Kommt ein Patient auf eine Intensivstation (intensive care unit, ICU), stellt das meist ein traumatisches Ereignis für die Angehörigen dar. Durch die Informationsasymmetrie zwischen der betroffenen Familie auf der einen und der Intensivmedizin auf der anderen Seite kommt es nicht selten zu einer Lebenskrise bei Angehörigen, die mit Angst, Überforderung und Hilflosigkeit reagieren. „Angehörige sind fast immer medizinische Laien. Hier besteht dann Unsicherheit bezüglich des Behandlungsablaufes, der komplexen technischen Geräte und des Vorgehens nach Entlassung auf der Intensivstation. Das macht es für Angehörige, Behandler und Patienten selbst meist schwierig und erschwert auch eine optimale Rehabilitation der Erkrankten“, berichtet Ass.-Prof. PD Dr. med. Karin Amrein, MSc von der Abteilung für Endokrinologie und Stoffwechsel, UKIM, Medizinische Universität Graz. Unter ihrer Projektleitung und in Zusammenarbeit mit der FH Joanneum GmbH soll nun in einer Studie eine Reihe von Themen geklärt werden, die künftig für eine verbesserte Kommunikation in ICUs Voraussetzung sind.
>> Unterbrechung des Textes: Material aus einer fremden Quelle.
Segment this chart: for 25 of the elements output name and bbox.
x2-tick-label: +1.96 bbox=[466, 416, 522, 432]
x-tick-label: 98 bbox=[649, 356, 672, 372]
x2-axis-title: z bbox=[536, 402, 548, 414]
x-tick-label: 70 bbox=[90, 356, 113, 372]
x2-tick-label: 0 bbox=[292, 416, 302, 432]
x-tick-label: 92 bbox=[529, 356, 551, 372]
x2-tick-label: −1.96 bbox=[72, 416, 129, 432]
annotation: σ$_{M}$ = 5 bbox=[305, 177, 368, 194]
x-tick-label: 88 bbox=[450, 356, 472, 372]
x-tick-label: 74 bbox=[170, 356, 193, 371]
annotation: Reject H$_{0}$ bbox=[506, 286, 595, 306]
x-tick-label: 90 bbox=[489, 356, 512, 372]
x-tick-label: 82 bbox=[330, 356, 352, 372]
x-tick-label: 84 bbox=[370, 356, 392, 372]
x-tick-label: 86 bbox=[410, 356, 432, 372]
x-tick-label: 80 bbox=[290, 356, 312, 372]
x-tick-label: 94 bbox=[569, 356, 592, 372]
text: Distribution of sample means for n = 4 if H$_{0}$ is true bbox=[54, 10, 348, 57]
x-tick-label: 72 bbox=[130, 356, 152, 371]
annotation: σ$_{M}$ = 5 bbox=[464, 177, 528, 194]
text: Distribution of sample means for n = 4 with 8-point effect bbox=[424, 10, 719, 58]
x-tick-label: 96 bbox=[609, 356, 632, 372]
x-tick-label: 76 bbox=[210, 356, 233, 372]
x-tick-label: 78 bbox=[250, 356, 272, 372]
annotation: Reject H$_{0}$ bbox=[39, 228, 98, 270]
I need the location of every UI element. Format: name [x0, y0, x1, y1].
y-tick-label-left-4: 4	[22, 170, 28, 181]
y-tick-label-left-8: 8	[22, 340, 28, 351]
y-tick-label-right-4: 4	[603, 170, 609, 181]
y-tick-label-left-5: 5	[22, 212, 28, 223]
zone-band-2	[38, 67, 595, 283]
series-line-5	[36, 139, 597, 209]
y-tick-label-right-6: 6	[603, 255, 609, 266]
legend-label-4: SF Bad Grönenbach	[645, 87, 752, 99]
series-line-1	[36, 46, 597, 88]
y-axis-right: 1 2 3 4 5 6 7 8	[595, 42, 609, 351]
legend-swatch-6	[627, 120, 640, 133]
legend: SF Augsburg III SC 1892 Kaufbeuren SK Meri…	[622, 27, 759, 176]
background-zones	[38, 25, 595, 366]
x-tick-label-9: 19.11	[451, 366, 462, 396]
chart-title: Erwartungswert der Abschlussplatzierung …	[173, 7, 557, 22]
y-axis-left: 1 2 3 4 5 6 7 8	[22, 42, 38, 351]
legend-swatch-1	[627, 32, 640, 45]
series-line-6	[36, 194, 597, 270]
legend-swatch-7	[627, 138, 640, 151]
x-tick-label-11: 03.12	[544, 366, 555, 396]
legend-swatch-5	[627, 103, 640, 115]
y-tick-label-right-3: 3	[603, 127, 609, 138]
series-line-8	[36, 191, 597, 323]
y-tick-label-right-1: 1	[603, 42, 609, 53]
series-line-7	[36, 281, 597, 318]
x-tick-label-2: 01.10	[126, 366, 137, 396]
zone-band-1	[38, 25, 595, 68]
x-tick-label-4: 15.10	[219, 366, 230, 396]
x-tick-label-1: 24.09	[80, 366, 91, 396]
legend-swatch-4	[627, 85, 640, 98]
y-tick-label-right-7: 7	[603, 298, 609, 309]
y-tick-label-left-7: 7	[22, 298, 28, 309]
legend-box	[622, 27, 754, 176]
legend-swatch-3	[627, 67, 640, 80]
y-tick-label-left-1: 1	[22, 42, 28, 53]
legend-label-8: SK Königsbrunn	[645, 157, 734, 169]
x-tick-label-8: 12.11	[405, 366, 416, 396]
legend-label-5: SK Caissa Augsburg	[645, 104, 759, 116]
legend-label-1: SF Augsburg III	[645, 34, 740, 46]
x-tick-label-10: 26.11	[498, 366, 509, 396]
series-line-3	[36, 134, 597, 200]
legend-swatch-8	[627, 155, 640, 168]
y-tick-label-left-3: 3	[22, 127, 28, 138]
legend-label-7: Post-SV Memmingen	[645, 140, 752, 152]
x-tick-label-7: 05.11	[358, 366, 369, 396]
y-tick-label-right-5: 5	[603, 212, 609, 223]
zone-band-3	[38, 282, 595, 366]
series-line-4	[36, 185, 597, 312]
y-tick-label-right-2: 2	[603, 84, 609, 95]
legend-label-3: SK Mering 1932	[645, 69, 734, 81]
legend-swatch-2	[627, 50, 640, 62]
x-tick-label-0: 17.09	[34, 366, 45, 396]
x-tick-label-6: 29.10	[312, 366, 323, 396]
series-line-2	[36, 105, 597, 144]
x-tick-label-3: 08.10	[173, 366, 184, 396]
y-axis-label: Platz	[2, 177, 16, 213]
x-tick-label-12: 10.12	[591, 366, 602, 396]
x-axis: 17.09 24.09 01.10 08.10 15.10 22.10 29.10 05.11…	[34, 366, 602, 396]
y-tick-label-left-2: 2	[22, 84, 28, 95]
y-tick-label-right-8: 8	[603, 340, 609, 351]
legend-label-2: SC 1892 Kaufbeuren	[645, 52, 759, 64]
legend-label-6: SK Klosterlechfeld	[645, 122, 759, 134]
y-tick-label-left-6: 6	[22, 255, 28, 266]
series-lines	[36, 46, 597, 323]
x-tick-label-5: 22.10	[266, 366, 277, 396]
Darunter Fragen wie zum Beispiel „Welchen Kommunikationsbedarf sieht ICU-Personal für die betroffenen Familien?“, „Welchen Informationsbedarf haben Angehörige von kritisch Kranken?“, „Welche Sozialen Medien können die Kommunikation unterstützen?“
Knappe Ressourcen führen dazu, dass oft nicht die Möglichkeit besteht, alle Vorgänge rund um die Behandlung des Patienten für Angehörige ausreichend transparent zu erklären. „Ärzte und Pflegepersonal wissen sehr genau, warum welche Maschine blinkt oder piepst, für einen Angehörigen kann fehlendes Wissen aber sehr schnell zu Verunsicherung, falschen Vorstellungen über die ‚richtige‘ Behandlung und Überforderung führen“, weiß Amrein. Während im englischsprachigen Raum Patientenselbsthilfegruppen auch für diese Fälle durchaus etabliert sind, gibt es im deutschsprachigen Raum bisher keine passenden Initiativen. „Wir wollen nun strukturierte Unterlagen für Angehörige aufbereiten. Die medizinischen Maßnahmen und Abläufe auf einer Intensivstation sind für alle Patienten meist ähnlich, unabhängig von der Erkrankung, die zum Aufenthalt in der ICU führt. Erklärt werden soll in Laiensprache unter anderem, wie lebenserhaltende Maßnahmen funktionieren oder welche Medizintechnik zum Einsatz kommt“, fasst die Expertin zusammen.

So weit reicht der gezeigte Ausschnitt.